Chef server and workstation certificate error


#1

Hi everyone . I am trying to do chef install chef work station (on windows) and chef server (on RHEL on AWS). When i am trying to check the connection between the work station and chef server i am getting an ssl error. Below are the things i configured.

  1. Installed chef server (12.15.7) on AWS RHEL and configured the chef server with username and organization twocommands saved the two .pem files to a directory
  2. Installed workstation on my windows 10 and created a .chef folder copied the 2 .pem files (validator and user). and prepared the knife.rb file

current_dir = File.dirname(FILE)
log_level :info
log_location STDOUT
node_name "username"
client_key “#{current_dir}/username.pem"
chef_server_url “https:///organizations/4thcoffee"
cookbook_path [”#{current_dir}/…/cookbooks”]

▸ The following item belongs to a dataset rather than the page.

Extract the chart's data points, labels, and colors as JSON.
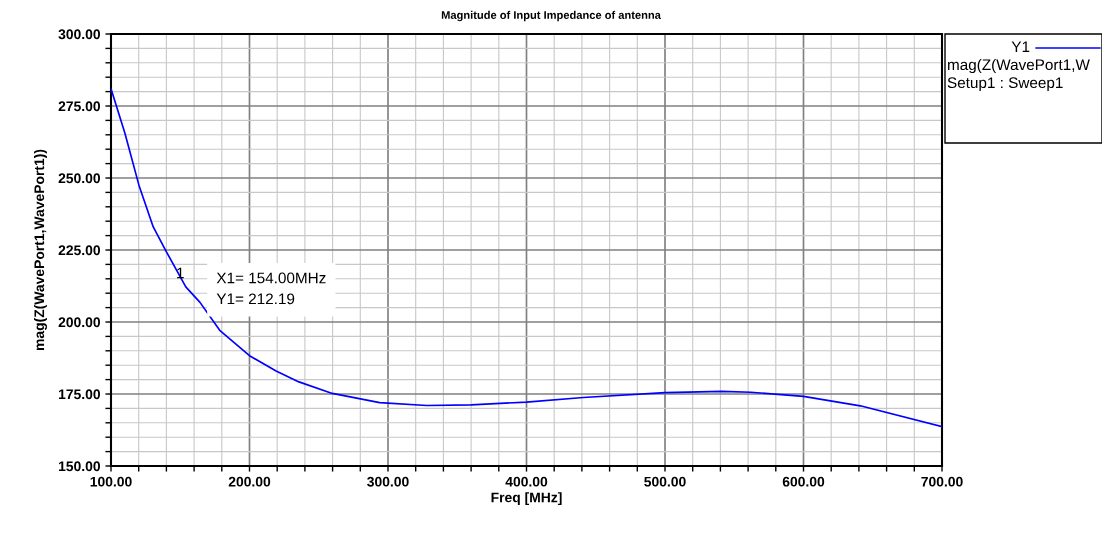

Below are the commands i ran
knife ssl fetch (this fetches the privateip.crt to the .chef )
knife ssl check

BELOW IS THE ERROR I AM GETTING

The solution for this issue depends on your networking configuration. If you
are able to connect to this server using the hostname ip-.ec2.internal
instead of ec2-.compute-1.amazonaws.com, then you can resolve this issue by updating chef_server_url
in your configuration file.

If you are not able to connect to the server using the hostname ip-.ec2.internal
you will have to update the certificate on the server to use the correct hostname.

Can some one please help me ? with some links how to solve this ?


#2

This is the answer right here. Chef Server autodetects the FQDN of the host and plops that into the SSL cert that it generates for the server. When you pull down the cert with knife ssl fetch it doesn’t (can’t and also shouldn’t) fix the fact that the certificate is created for a different hostname than the one you are using for the server (the hostname check is important b/c you’d be vulnerable to MITM without it). In EC2, if you plan to use both the internal and external hostnames, you should generate a SAN (subject alternative name) cert. We used to have the procedure documented on docs.chef.io but I can’t find it now.